No obstante, esta cercanía digital plantea serios dilemas éticos y teológicos. Un sacerdote católico y podcaster expresó su preocupación: «¿Me pregunto si no hay un peligro mayor en abrirse a un chatbot de App Store? ¿Será accesible en algún momento para otras personas?». La cuestión de la privacidad es crítica cuando se confían secretos personales a un algoritmo.
Además, el enfoque de algunas plataformas roza el sacrilegio. Sitios web como ChatwithGod permiten al usuario seleccionar su religión y lo que busca (inspiración, consuelo, confesión) para recibir respuestas personalizadas, llegando a afirmar que la conversación es con la deidad misma. Patrick Lashinsky, director ejecutivo del sitio, confirma que la pregunta más frecuente que reciben es: «¿Es realmente Dios con quien estoy hablando?». La crítica de los líderes religiosos no es hacia la tecnología en sí, sino hacia la pretensión de reemplazar o suplantar la figura divina. Las apps más populares en App Store, como Hallow y Pray.com, actúan como asistentes espirituales que guían a la persona hacia las Escrituras y la doctrina, en lugar de usurpar el rol de Dios.
La transformación del culto y el poder curatorial de la IA
Más allá de la conversación, la inteligencia artificial está redefiniendo cómo se consume el contenido de fe y cómo la gente se conecta con la comunidad. En Pray.com, por ejemplo, la IA potencia el chatbot para validar emocionalmente al usuario, y que se está utilizando para la curación de contenido personalizado. La IA puede analizar el estado de ánimo o las peticiones del usuario y recomendar oraciones, meditaciones y pasajes bíblicos que se alinean perfectamente con sus necesidades emocionales o teológicas del momento. Esta personalización extrema ofrece un camino de fe guiado por IA que las interacciones humanas a menudo no pueden replicar.

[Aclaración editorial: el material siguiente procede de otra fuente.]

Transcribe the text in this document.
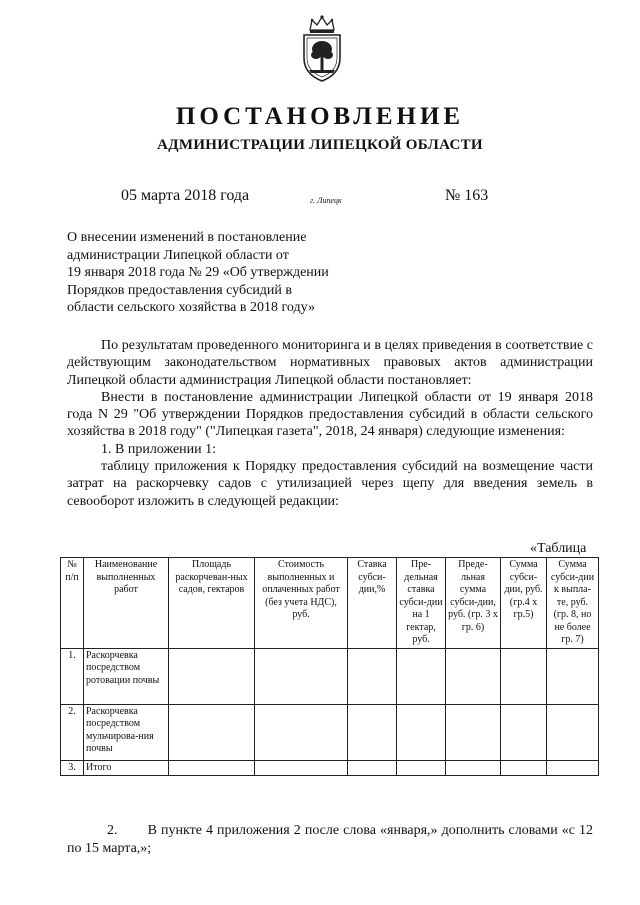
ПОСТАНОВЛЕНИЕ
АДМИНИСТРАЦИИ ЛИПЕЦКОЙ ОБЛАСТИ
05 марта 2018 года	г. Липецк	№ 163
О внесении изменений в постановление
администрации Липецкой области от
19 января 2018 года № 29 «Об утверждении
Порядков предоставления субсидий в
области сельского хозяйства в 2018 году»
По результатам проведенного мониторинга и в целях приведения в соответствие с действующим законодательством нормативных правовых актов администрации Липецкой области администрация Липецкой области постановляет:
Внести в постановление администрации Липецкой области от 19 января 2018 года N 29 "Об утверждении Порядков предоставления субсидий в области сельского хозяйства в 2018 году" ("Липецкая газета", 2018, 24 января) следующие изменения:
1. В приложении 1:
таблицу приложения к Порядку предоставления субсидий на возмещение части затрат на раскорчевку садов с утилизацией через щепу для введения земель в севооборот изложить в следующей редакции:
«Таблица
№ п/п	Наименование выполненных работ	Площадь раскорчеван-ных садов, гектаров	Стоимость выполненных и оплаченных работ (без учета НДС), руб.	Ставка субси-дии,%	Пре-дельная ставка субси-дии на 1 гектар, руб.	Преде-льная сумма субси-дии, руб. (гр. 3 х гр. 6)	Сумма субси-дии, руб. (гр.4 х гр.5)	Сумма субси-дии к выпла-те, руб. (гр. 8, но не более гр. 7)
1.	Раскорчевка посредством ротовации почвы							
2.	Раскорчевка посредством мульчирова-ния почвы							
3.	Итого							
2. В пункте 4 приложения 2 после слова «января,» дополнить словами «с 12 по 15 марта,»;
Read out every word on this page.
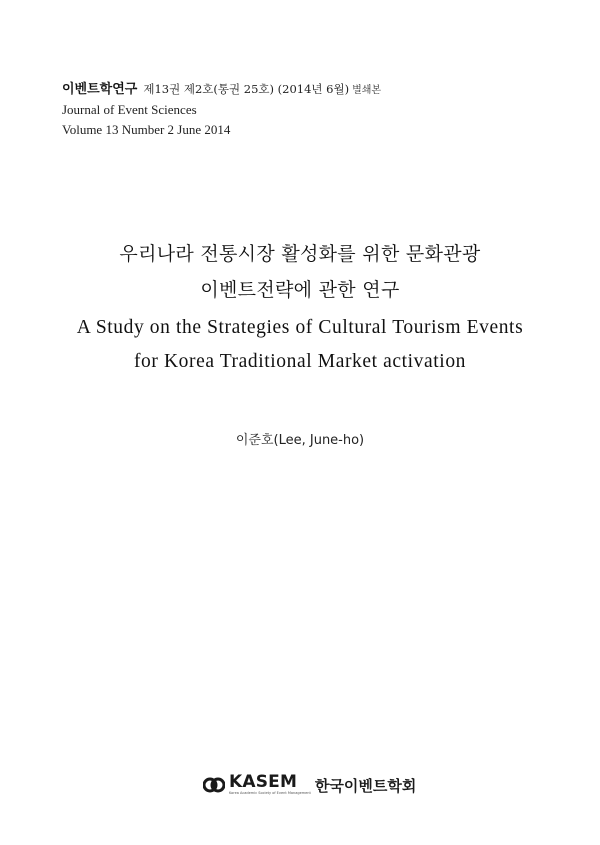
이벤트학연구 제13권 제2호(통권 25호) (2014년 6월) 별쇄본
Journal of Event Sciences
Volume 13 Number 2 June 2014
우리나라 전통시장 활성화를 위한 문화관광
이벤트전략에 관한 연구
A Study on the Strategies of Cultural Tourism Events
for Korea Traditional Market activation
이준호(Lee, June-ho)
KASEM
Korea Academic Society of Event Management 한국이벤트학회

Los fundadores de estas plataformas, como Alex Jones de Hallow, insisten en que su objetivo es complementar, no reemplazar el culto presencial. De hecho, muchas aplicaciones están utilizando la IA para geolocalizar y recomendar congregaciones locales, facilitando que la fe digital se traduzca en conexión humana. En Estados Unidos, donde aproximadamente 40 millones de personas se han alejado de las iglesias en las últimas décadas, estas apps actúan como un puente de reincorporación. Permiten que una generación que quizás nunca ha pisado una sinagoga o iglesia comience su camino hacia la fe sin la vergüenza o el juicio que a veces sienten al compartir sus problemas con una congregación.
Sin embargo, Campbell advierte sobre el sesgo afirmativo de la IA. Los chatbots están diseñados para validar al usuario, «nos dicen lo que queremos oír», basándose en patrones de datos y no en el discernimiento espiritual que proporciona un líder religioso. Este enfoque, aunque terapéutico y reconfortante (como lo encontró Delphine Collins), podría simplificar en exceso cuestiones teológicas complejas como el pecado o la preparación para la muerte.
El rabino Jonathan Romain, líder del movimiento judío reformista británico, resume el fenómeno: «Las apps espirituales son su camino hacia la fe». La tecnología no ha matado la necesidad de trascendencia; simplemente ha cambiado su geografía, convirtiendo la App Store en el nuevo lugar de encuentro para la búsqueda de Dios.